Las relaciones entre Italia y España atraviesan una gran crisis debido al asalto de inmigrantes marroquíes a Ceuta. Los controles fronterizos han provocado una tensión diplomática sin precedentes entre dos países que siempre han mantenido unas relaciones excelentes. La económica es espejo de las mismas. Una prueba es que entre enero y marzo de este año, antes de que estallara el problema migratorio, la inversión bruta de Italia en España se duplicó respecto al mismo periodo de 2025. Alcanzó los 291,4 millones de euros, un 101% más, según las últimas estadísticas de la Secretaría de Estado de Comercio.
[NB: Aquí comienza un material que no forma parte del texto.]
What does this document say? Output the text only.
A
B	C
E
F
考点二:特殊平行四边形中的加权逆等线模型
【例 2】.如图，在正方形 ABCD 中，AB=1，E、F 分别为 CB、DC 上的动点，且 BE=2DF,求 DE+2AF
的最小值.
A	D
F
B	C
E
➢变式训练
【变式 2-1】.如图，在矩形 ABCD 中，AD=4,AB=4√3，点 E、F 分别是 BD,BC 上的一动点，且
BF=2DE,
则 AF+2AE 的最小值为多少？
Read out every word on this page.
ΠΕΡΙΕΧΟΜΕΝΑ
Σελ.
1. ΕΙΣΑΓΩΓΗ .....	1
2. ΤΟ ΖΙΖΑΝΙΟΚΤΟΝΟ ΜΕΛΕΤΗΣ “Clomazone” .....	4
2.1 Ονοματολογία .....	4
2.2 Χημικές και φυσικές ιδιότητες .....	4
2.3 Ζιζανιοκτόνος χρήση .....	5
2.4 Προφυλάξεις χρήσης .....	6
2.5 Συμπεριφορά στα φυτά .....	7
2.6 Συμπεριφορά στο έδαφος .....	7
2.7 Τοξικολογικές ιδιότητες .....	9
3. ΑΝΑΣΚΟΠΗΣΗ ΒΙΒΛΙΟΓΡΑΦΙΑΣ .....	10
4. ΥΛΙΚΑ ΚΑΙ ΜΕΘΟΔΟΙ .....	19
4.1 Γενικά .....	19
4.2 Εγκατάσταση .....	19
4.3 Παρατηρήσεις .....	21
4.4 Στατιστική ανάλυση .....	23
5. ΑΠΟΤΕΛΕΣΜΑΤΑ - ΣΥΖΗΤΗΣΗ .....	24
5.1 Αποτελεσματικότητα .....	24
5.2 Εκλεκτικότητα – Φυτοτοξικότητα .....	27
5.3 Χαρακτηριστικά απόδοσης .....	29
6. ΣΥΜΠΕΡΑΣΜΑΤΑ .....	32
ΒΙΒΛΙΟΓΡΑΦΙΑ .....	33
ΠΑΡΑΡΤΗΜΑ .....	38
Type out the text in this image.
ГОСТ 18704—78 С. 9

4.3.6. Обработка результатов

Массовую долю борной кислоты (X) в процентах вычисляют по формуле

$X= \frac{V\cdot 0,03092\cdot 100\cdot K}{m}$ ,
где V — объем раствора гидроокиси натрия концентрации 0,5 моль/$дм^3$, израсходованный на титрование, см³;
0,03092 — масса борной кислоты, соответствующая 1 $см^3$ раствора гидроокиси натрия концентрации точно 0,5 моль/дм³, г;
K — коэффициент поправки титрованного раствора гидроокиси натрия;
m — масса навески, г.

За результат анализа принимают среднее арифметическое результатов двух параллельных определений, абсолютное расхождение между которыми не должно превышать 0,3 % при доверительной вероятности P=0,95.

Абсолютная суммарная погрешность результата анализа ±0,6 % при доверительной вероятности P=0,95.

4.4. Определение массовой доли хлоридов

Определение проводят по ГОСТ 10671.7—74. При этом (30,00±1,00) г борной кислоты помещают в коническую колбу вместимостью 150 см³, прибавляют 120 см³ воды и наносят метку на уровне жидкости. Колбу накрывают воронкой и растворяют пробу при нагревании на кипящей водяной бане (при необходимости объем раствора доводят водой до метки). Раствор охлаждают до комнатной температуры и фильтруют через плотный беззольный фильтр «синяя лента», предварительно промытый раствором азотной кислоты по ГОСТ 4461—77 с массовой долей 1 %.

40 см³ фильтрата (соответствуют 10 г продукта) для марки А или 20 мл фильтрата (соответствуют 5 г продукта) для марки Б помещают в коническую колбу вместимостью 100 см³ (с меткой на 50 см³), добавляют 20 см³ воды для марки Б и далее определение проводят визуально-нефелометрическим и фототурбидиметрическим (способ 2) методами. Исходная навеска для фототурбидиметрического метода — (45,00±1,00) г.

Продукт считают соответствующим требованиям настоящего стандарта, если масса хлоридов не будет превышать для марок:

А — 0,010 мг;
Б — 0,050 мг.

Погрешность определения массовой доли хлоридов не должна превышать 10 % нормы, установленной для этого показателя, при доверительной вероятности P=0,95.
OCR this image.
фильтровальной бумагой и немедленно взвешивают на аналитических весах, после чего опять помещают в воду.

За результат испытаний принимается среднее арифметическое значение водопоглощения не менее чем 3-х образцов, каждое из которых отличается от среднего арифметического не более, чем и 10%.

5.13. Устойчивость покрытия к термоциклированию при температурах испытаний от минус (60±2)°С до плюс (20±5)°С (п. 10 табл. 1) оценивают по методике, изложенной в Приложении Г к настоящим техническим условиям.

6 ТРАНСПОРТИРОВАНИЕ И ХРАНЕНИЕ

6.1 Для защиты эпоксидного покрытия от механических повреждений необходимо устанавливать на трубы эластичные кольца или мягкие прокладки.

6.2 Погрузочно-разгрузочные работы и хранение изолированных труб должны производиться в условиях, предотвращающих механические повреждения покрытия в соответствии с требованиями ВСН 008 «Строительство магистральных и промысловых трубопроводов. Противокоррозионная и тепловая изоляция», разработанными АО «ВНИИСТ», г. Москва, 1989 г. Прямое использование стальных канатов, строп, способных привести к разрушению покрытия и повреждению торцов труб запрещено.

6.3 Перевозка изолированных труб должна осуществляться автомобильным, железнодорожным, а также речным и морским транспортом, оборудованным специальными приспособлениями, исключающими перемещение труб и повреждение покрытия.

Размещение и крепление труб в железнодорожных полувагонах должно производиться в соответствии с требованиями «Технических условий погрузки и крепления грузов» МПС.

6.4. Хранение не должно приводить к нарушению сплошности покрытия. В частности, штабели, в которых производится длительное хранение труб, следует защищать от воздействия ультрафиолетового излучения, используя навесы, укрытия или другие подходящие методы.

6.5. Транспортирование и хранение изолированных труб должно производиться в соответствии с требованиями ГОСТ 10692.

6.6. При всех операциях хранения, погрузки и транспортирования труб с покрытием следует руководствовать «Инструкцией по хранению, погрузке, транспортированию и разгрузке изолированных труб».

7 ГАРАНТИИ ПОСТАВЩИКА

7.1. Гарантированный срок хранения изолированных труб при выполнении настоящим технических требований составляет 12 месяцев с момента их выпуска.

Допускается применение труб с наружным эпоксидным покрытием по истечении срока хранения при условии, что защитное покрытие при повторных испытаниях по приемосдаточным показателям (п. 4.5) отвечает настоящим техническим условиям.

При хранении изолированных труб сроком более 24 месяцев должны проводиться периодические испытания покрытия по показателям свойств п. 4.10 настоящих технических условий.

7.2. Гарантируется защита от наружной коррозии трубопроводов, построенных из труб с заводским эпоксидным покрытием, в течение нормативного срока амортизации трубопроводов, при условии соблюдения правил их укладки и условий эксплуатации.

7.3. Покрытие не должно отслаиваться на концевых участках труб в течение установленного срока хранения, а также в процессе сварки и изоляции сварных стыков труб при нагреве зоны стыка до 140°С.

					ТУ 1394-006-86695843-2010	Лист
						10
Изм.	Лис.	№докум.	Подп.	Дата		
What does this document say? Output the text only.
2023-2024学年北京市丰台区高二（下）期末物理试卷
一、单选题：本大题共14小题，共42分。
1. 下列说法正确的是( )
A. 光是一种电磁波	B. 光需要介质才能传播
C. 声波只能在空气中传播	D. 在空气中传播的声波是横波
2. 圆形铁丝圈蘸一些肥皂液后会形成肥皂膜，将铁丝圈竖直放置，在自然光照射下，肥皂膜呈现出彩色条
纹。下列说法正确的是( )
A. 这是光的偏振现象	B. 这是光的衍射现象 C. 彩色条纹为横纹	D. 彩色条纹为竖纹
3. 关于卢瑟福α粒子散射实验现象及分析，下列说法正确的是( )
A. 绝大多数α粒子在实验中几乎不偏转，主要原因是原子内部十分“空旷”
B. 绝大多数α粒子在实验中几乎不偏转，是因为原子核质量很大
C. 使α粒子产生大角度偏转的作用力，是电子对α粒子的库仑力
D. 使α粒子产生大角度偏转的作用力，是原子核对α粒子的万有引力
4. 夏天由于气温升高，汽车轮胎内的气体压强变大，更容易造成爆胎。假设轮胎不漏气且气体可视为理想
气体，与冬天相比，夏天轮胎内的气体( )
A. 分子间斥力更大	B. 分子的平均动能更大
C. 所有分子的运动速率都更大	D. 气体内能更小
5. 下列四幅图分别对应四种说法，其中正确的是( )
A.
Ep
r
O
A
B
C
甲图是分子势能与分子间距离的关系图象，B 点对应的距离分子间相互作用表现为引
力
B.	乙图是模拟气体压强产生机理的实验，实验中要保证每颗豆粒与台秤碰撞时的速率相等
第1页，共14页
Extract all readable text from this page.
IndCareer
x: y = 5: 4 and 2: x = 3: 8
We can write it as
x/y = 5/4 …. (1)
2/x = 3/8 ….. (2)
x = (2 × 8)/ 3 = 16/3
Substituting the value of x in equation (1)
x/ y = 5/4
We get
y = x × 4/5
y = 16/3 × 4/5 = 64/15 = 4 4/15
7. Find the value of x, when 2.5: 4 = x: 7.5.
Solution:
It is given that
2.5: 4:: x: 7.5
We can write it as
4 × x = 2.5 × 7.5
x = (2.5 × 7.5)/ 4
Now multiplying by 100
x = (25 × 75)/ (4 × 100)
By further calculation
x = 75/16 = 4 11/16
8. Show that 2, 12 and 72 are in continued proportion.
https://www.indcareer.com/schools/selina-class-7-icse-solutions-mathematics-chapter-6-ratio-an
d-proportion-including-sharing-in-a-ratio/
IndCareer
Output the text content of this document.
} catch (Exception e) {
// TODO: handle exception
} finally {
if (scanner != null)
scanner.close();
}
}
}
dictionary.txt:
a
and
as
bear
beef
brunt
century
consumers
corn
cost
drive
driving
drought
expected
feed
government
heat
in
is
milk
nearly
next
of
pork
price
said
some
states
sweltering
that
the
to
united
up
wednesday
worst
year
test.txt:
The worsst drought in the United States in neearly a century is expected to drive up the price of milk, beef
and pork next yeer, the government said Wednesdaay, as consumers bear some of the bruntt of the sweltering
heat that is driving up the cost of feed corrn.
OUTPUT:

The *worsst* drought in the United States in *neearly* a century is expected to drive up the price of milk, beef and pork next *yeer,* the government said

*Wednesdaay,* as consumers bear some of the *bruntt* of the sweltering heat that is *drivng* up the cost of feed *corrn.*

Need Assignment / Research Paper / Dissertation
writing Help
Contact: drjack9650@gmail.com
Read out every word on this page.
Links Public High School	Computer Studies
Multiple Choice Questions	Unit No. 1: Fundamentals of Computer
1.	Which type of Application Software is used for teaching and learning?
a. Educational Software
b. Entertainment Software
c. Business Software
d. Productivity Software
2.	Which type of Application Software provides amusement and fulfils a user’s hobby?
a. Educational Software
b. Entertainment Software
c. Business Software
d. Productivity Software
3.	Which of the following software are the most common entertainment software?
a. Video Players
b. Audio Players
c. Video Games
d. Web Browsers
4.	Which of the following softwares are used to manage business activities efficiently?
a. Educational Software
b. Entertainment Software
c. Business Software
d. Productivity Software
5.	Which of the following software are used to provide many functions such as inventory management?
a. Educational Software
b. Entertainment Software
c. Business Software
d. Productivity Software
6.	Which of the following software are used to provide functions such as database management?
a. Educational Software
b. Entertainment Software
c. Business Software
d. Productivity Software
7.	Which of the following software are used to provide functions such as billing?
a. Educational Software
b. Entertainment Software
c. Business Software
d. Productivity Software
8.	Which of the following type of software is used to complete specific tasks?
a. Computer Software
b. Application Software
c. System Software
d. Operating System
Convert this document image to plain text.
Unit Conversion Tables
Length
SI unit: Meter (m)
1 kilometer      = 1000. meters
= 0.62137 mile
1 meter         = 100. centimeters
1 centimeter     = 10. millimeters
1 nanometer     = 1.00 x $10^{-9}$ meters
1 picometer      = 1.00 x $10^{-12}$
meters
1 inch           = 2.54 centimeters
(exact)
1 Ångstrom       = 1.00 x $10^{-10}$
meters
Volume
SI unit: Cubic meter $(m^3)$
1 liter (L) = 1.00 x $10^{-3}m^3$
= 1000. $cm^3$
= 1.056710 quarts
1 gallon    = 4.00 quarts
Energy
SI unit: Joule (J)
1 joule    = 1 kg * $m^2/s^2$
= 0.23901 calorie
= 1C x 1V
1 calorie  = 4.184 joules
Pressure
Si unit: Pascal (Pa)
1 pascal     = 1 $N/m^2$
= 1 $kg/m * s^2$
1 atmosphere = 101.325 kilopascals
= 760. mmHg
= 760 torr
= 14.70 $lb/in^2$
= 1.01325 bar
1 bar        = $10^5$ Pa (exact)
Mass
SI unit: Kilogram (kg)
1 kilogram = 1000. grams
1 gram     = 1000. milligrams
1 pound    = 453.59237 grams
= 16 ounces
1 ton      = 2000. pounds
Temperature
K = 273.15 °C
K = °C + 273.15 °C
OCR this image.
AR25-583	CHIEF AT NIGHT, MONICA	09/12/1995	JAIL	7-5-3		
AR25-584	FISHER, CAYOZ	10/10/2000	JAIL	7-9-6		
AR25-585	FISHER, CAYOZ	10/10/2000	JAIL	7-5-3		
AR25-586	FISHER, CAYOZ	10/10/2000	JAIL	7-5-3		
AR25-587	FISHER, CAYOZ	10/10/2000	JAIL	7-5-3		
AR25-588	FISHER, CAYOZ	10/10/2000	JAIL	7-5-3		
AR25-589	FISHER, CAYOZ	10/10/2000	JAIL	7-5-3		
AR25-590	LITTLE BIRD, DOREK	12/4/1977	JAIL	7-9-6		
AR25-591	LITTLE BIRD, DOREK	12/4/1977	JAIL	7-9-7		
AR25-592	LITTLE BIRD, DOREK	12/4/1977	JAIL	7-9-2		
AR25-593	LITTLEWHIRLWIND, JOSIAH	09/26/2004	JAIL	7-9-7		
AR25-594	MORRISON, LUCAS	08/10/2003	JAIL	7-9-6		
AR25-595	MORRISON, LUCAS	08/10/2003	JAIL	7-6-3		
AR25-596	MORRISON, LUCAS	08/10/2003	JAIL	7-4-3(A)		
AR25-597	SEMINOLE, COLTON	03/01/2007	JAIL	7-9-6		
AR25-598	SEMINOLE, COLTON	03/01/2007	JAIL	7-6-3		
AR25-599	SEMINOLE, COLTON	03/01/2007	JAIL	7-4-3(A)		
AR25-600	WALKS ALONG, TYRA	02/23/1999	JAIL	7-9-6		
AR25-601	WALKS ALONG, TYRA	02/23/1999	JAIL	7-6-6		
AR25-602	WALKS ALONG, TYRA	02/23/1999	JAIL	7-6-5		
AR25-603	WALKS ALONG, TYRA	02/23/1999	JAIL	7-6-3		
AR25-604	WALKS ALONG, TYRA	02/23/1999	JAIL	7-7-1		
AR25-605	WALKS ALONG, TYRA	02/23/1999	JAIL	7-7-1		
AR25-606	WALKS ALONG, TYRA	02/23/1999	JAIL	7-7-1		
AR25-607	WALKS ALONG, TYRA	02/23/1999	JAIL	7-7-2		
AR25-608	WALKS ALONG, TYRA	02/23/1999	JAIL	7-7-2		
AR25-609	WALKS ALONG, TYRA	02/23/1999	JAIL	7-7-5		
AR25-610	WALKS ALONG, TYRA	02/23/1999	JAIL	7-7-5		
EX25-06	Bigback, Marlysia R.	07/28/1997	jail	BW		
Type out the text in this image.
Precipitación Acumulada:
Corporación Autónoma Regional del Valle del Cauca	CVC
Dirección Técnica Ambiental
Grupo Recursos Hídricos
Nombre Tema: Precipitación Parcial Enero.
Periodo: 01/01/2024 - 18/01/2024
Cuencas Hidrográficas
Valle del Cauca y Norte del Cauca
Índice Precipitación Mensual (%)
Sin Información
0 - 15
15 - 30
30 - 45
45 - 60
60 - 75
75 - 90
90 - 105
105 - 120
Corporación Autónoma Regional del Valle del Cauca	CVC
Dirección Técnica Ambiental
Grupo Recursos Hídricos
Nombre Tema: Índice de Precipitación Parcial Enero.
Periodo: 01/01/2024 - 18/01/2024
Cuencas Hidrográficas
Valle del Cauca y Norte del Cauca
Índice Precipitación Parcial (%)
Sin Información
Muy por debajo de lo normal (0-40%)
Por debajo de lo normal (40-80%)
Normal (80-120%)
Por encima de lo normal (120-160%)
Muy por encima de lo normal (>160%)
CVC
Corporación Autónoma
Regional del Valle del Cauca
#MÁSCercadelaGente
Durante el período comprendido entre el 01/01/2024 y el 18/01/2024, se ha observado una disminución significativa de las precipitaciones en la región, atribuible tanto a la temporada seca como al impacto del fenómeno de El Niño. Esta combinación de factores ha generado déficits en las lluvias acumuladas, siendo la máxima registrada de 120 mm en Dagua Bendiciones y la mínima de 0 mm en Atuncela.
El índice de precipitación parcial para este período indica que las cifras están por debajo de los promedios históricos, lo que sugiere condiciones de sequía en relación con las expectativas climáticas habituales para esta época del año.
Además, la desinversión de capital italiano fue un 100% más baja que en el primer trimestre del año pasado.
Si bien las cantidades de la inversión varían según los ejercicios, como las de todos los países, la llegada de capital italiano ha sido constante desde que empezó la serie histórica a principios de los años 90. El país transalpino se encuentra entre los primeros inversores en territorio español, a veces entre los cinco primeros. En el primer trimestre de 2026 ha sido el sexto del ránking.
Transporte, logística, agricultura y ganadería, informática, actividades inmobiliarias y financieras y de seguros son los sectores preferidos por los italianos. Entre enero y marzo pasados lo fueron los depósitos, el almacenamiento y las actividades auxiliares del transporte.